One problem with GIFs is that they are limited to a palette of 256 colors or less. Also, because you have no control on the compression amount, download speeds will greatly vary when using a GIF. Personally, I recommend using GIFs only when you need them for animation and relying on the flexibility of a JPEG for anything else.

Anti-aliasing is a technique used to make curved edges appear smooth on a computer screen.

It's mostly used with large font lettering but can be used with graphics also. The effect is achieved by using intermediary colors at the borders, which obscure the hard edges.

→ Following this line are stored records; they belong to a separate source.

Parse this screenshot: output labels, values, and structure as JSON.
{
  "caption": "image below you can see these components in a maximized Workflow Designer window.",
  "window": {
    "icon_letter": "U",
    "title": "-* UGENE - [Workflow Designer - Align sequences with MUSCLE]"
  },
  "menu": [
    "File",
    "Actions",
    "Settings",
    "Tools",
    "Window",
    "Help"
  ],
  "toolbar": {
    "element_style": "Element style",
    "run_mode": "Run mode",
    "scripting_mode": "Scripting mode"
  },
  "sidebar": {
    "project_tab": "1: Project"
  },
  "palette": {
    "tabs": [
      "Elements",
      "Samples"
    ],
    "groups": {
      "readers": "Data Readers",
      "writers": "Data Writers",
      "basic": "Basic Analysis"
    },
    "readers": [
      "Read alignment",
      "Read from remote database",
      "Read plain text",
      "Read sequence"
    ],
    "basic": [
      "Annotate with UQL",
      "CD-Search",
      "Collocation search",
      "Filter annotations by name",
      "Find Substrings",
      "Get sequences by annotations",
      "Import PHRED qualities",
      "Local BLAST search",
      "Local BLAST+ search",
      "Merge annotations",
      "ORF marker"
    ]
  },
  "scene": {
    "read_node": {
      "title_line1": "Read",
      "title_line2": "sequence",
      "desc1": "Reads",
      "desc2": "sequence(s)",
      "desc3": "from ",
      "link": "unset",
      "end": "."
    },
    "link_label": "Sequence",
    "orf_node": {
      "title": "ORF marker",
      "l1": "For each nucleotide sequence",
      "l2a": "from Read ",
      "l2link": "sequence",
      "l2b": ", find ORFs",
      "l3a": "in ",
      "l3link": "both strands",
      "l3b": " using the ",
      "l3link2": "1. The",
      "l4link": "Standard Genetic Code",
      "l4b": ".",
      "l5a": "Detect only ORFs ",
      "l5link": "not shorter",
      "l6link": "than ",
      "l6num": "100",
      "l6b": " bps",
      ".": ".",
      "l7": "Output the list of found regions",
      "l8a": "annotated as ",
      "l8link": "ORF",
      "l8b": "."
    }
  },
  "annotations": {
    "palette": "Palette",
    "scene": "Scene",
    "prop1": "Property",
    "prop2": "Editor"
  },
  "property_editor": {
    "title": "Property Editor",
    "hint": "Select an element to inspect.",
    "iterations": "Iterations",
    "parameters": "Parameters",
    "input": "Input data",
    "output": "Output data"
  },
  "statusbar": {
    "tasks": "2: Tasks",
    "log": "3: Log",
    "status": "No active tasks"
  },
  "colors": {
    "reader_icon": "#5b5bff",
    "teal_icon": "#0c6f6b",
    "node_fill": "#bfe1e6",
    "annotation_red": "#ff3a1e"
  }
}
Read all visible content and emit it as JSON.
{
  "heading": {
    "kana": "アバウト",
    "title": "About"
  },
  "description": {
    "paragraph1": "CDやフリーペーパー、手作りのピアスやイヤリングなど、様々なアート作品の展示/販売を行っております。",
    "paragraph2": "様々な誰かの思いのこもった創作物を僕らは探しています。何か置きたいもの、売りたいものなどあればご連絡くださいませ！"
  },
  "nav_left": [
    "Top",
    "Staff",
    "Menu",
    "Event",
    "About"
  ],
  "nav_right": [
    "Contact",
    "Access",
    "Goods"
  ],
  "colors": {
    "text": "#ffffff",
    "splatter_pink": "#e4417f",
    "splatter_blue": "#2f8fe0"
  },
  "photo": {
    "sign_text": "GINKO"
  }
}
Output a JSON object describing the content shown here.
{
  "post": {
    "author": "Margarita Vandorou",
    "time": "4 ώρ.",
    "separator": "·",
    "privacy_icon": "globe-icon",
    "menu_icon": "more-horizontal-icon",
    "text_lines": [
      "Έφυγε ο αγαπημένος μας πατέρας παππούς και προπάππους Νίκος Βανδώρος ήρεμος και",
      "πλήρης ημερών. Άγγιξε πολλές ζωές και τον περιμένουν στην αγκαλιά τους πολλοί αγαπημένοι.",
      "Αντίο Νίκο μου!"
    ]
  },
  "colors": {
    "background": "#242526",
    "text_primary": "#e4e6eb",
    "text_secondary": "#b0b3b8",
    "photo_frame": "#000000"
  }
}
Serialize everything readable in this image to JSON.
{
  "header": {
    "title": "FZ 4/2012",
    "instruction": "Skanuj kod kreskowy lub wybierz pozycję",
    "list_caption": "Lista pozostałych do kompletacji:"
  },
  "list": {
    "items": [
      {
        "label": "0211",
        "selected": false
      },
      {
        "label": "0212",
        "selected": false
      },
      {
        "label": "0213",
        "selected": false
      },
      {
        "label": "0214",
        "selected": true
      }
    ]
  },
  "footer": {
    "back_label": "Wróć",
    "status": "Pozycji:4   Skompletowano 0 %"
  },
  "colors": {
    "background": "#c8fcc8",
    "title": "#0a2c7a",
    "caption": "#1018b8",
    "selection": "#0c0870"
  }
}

Anti-aliasing is a clever way of getting around the low resolution of computer screens and making your text appear as smooth as if they'd just come from a glossy magazine.

When using text in a graphic or using a graphic to replace text always anti-alias the text. In Photoshop, you are given this option right in your toolbar - just tick the checkbox.

More information on Anti-Aliasing will be available in a separate tutorial.

Step Two: Take a look or Two
Since there is such a big difference between platforms and browsers, make sure that you "test-drive" your graphics - and layout in general, for that matter - before you decide that you're "done". Try to view your site in as many different browsers as you can get your hands on, and then take a look at it on a different platform - If you use a PC, see how the other half surfs on a Mac, and visa versa.

Another step you should take to help reduce download speeds on your page is to use the Height and Width tags on your images. WYSIWYG Editors will usually do this for you. If you do your html by hand, make sure that there is a height and width specified for every image on your page.

Finally, the more that you recycle the images you use throughout your site, the better the visitor's experience will be. Once an image is in the browser cache, the
browser will not download it again. This means that if you use the exact same navigation bar image for ten separate pages, the browser will only download it once.